This week the Centre for Crime and Justice Studies published a second edition of the Usual Suspects, a report which looks at the best available indicators of joint enterprise prosecutions and convictions for over a decade.
Seven months on from our original report, why are we releasing a second edition?
The short answer is because we realised we did not get everything quite right the first time round. And in a subject as opaque and controversial as joint enterprise, clarity is much needed.
Secondary suspects
There are no changes to our substantive findings (covered by The Justice Gap here). The data, obtained through freedom of information requests to the Crown Prosecution Service and the Home Office, also remains the same. As do our key recommendations and messages.
What has changed is adding a definition for a key source we used to assess the use of joint enterprise: the number and demographics of ‘secondary suspects’.
We used secondary suspects as one of the best available approximations about the use of joint enterprise laws. Which it is. But our original report did not clarify who a secondary suspect is.
Secondary suspect is a term used in the Home Office’s Homicide Index. It applies to those who are prosecuted, and (somewhat confusingly to common parlance) to those who are convicted, of a homicide offence, in multi-defendant cases, excluding one person. Excluded is the person deemed by the police to be the most involved in the homicide or to have had the closest relationship to the victim, or, in the case of conviction, the person who received the longest sentence, or most serious conviction. The excluded person is termed the principal in the Home Office Index. Only one principal can be identified per homicide victim.
The importance of this distinction for those looking to understand the use of joint enterprise, is that secondary suspect is not a definition of secondary liability. It includes all circumstances in which two or more people are prosecuted or convicted in relation to the same homicide, so includes joint principals in common – those deemed equally culpable for an offence, not only those charged or found guilty as an accessory or secondary.
Opaque practices
It is not known with certainty how many people are currently imprisoned for murder because they were deemed a secondary or accessory, rather than the principal offender.
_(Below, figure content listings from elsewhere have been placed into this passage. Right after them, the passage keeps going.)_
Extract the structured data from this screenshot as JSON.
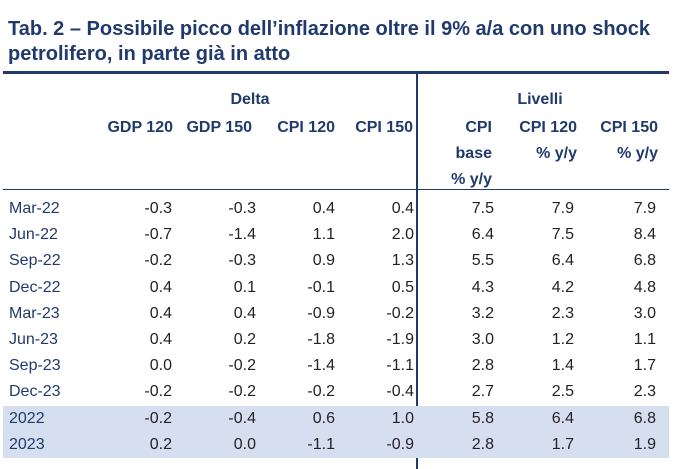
{
  "title": "Tab. 2 – Possibile picco dell’inflazione oltre il 9% a/a con uno shock petrolifero, in parte già in atto",
  "groups": {
    "delta": "Delta",
    "livelli": "Livelli"
  },
  "headers": {
    "gdp120": "GDP 120",
    "gdp150": "GDP 150",
    "cpi120": "CPI 120",
    "cpi150": "CPI 150",
    "cpibase_1": "CPI",
    "cpibase_2": "base",
    "cpibase_3": "% y/y",
    "lcpi120_1": "CPI 120",
    "lcpi120_2": "% y/y",
    "lcpi150_1": "CPI 150",
    "lcpi150_2": "% y/y"
  },
  "rows": [
    {
      "label": "Mar-22",
      "v": [
        "-0.3",
        "-0.3",
        "0.4",
        "0.4",
        "7.5",
        "7.9",
        "7.9"
      ]
    },
    {
      "label": "Jun-22",
      "v": [
        "-0.7",
        "-1.4",
        "1.1",
        "2.0",
        "6.4",
        "7.5",
        "8.4"
      ]
    },
    {
      "label": "Sep-22",
      "v": [
        "-0.2",
        "-0.3",
        "0.9",
        "1.3",
        "5.5",
        "6.4",
        "6.8"
      ]
    },
    {
      "label": "Dec-22",
      "v": [
        "0.4",
        "0.1",
        "-0.1",
        "0.5",
        "4.3",
        "4.2",
        "4.8"
      ]
    },
    {
      "label": "Mar-23",
      "v": [
        "0.4",
        "0.4",
        "-0.9",
        "-0.2",
        "3.2",
        "2.3",
        "3.0"
      ]
    },
    {
      "label": "Jun-23",
      "v": [
        "0.4",
        "0.2",
        "-1.8",
        "-1.9",
        "3.0",
        "1.2",
        "1.1"
      ]
    },
    {
      "label": "Sep-23",
      "v": [
        "0.0",
        "-0.2",
        "-1.4",
        "-1.1",
        "2.8",
        "1.4",
        "1.7"
      ]
    },
    {
      "label": "Dec-23",
      "v": [
        "-0.2",
        "-0.2",
        "-0.2",
        "-0.4",
        "2.7",
        "2.5",
        "2.3"
      ]
    },
    {
      "label": "2022",
      "v": [
        "-0.2",
        "-0.4",
        "0.6",
        "1.0",
        "5.8",
        "6.4",
        "6.8"
      ]
    },
    {
      "label": "2023",
      "v": [
        "0.2",
        "0.0",
        "-1.1",
        "-0.9",
        "2.8",
        "1.7",
        "1.9"
      ]
    }
  ]
}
It is not known because it is not recorded. One reason given for this lack of recording is that it is too difficult a task.
True, no one is convicted of joint enterprise. An individual is prosecuted for an alleged offence which must be defined. The basis for their being held responsible and culpable, whilst essential to their prosecution and potential conviction, does not have to be similarly distinguished.
But this seems more of a convenient obstacle than an insurmountable one.
When multiple individuals are being charged in relation to the same homicide, if the person deemed by the police to have had the closest relationship to the victim can be recorded, surely some key indicators regarding the grounds for being held responsible and culpable for the offence can be too?
The Justice Committee thought so, and recommended improved data collection as part of their inquiry into joint enterprise back in 2012. Researchers who accessed Crown Prosecution Service case files as part of an exploratory study of the use of joint enterprise thought so too. Their report, also now published some years ago, in 2016, sets out a number of practical ways better data collection could be achieved. They include:
- Adding a question about whether someone is charged as a principal, an accessory, or as either a principal or accessory.
- Identifying the basis for charging an accessory. Including recording when an individual is deemed to have assisted an offence without being present.
- For homicide offences it would also be valuable and feasible to record the reason why alternative (lesser) charges were not pursued for those charged as accessories.
Historic injustice
In addition to improved data collection about current practices, better information about historic practices should not be overlooked.
In 2016 the law on secondary liability was found to have taken a ‘wrong turn’ for over thirty years regarding the application of ‘parasitic accessorial liability’, or foresight for another’s actions. Yet no retrospective assessment has been made about the number or proportion of individuals imprisoned for murder and manslaughter following a multi-defendant case where parasitic accessorial liability or foresight was cited.
Towards accountability
Gloria Morrison, from the campaign group JENGbA recently gave an update about the legal action JENGbA is taking against the Crown Prosecution Service in the hopes of securing the now long promised better data collection about joint enterprise. Let’s hope they succeed. Better data collection is both eminently possible and essential to holding these unjust laws to account.